You often read that the way to deal with children admitting to being bored is to give them a chore. I believe this is behaviour modifying parenting not training as God calls us to do. When we give a chore we are punishing them for admitting the condition of their life. And I believe it works – they won’t admit that they are bored again out of fear of getting a chore! But neither are they able to make wise decisions with how to use their time.
When a child says, “I’m bored” they are really expressing an inability to:
- use their time wisely
- to see opportunities in front of them
- to make a decision
- to be creative or show initiative
So when I hear these words (or see behaviour that shows me they are bored) I see it as a time of training.
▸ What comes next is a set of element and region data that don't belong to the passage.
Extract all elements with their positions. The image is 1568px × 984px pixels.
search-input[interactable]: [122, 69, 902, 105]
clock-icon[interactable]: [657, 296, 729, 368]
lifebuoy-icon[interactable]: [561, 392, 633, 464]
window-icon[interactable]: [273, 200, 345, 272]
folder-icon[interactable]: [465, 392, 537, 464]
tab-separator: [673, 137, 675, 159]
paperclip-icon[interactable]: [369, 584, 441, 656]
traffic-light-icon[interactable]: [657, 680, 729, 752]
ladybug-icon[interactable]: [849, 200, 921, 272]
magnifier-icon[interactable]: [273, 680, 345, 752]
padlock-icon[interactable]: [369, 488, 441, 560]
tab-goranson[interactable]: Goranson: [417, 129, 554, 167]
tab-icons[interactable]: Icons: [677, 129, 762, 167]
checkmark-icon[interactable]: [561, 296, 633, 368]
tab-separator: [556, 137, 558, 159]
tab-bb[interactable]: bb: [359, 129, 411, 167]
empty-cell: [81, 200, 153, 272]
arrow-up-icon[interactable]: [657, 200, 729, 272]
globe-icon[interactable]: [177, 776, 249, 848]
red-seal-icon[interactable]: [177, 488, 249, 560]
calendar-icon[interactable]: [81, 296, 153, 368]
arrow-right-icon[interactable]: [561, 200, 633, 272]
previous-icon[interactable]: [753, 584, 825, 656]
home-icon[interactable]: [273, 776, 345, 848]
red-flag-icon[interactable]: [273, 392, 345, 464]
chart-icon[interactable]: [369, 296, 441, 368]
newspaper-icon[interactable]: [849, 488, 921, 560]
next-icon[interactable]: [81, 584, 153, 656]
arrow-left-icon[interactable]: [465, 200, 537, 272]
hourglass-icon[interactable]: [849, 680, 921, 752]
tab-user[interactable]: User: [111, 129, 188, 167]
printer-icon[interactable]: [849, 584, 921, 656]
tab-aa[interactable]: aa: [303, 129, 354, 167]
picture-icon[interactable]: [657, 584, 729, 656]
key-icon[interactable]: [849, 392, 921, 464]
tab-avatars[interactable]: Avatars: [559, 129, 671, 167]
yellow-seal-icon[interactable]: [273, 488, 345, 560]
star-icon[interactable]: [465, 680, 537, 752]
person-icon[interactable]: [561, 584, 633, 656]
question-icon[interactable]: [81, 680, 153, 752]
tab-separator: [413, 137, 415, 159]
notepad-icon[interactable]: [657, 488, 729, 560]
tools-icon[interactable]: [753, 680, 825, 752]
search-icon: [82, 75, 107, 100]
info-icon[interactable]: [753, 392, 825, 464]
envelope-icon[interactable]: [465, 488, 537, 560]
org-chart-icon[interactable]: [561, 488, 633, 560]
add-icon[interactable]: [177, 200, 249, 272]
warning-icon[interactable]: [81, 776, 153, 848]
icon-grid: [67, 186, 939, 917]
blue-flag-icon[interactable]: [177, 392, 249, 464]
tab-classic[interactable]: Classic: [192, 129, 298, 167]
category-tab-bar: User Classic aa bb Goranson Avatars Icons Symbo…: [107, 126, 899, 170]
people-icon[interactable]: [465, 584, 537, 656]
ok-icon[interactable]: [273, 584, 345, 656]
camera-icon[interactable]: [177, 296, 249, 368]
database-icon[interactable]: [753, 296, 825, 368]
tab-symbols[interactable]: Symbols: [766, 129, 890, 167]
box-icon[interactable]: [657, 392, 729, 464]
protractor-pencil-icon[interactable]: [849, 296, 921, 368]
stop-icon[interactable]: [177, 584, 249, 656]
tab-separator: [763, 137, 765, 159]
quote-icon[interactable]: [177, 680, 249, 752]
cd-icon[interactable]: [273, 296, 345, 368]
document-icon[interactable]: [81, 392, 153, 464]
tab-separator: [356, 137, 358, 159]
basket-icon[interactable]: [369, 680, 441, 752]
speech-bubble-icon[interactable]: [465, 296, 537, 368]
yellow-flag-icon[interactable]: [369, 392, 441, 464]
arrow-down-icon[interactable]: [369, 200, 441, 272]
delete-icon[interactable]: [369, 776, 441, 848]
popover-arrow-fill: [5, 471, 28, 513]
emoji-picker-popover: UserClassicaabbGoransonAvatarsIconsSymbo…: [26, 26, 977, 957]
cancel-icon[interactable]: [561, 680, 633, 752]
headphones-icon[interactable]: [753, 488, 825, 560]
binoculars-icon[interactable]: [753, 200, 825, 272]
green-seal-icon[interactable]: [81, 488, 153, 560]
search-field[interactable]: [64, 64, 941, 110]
If I were to give them a chore, they are no further down the training track of seeing these things, and they will continue to be bored once the chore is done – or at least they will have learnt not to admit to being bored! If my children have not been trained I cannot in all fairness, before God and them, discipline/punish them for making unwise choices. This will frustrate the child for sure!
Training starts with the opportunity to make a decision. I pull the child aside and say – You are bored because you haven’t been able to focus on an activity- let’s find something you can do.
- I ask them is there something they could do to help or encourage someone else?
- Is there an unfinished project they could work on?
- Do they have a skill they could practice (they know what creative skills they are learning – music, writing, coding, photography, etc)?
- Is there a book they could read?
- Is there an outside activity you would like to go and do?
If this becomes a normal habit for a child I sit them down and we write lists where they take each of those categories and predetermine options for each of these points. This is creating an opportunity to help them learn to make decisions. But it is important to remember that their days are structured in such a way that each child has the amount of free time that is in keeping with their ability to make wise choices. That is, they dont have a whole day to fill in. If a 6 year old can make wise choices for 1 hour a day then he gets free time for one hour a day. If the 12 year old can occupy himself fitfully for 4 hours then he gets 4 hours of free time (depending on family activities and study schedules).
This all being said, they can only make wise choices if their hearts are in the right place. To start off, when I notice a child is not making wise choices with their free time I guide them through the various steps listed above. If they can’t make a choice I may make it for them. If they don’t accept my choice this is when a consequence sets in. My consequences are generally not a chore but rather isolation – if you can’t use your time wisely you lose your free time.
For the older children who have been through this training process for longer period of time, when they come to me not knowing what to do, I ask them if they have looked at their list. This is just a prompt from me that they do have the skills to fill in the hours. They do have the ability to make wise choices. If they still can’t, I send them to their room to sort out what is in their heart that is stopping them from being wise, creative, thoughtful and ready to show initiative. They get their hearts right, ‘sort it out with God’ and come on out ready to do something productive.
Over to you:
Has this post made you think of boredom in a different way?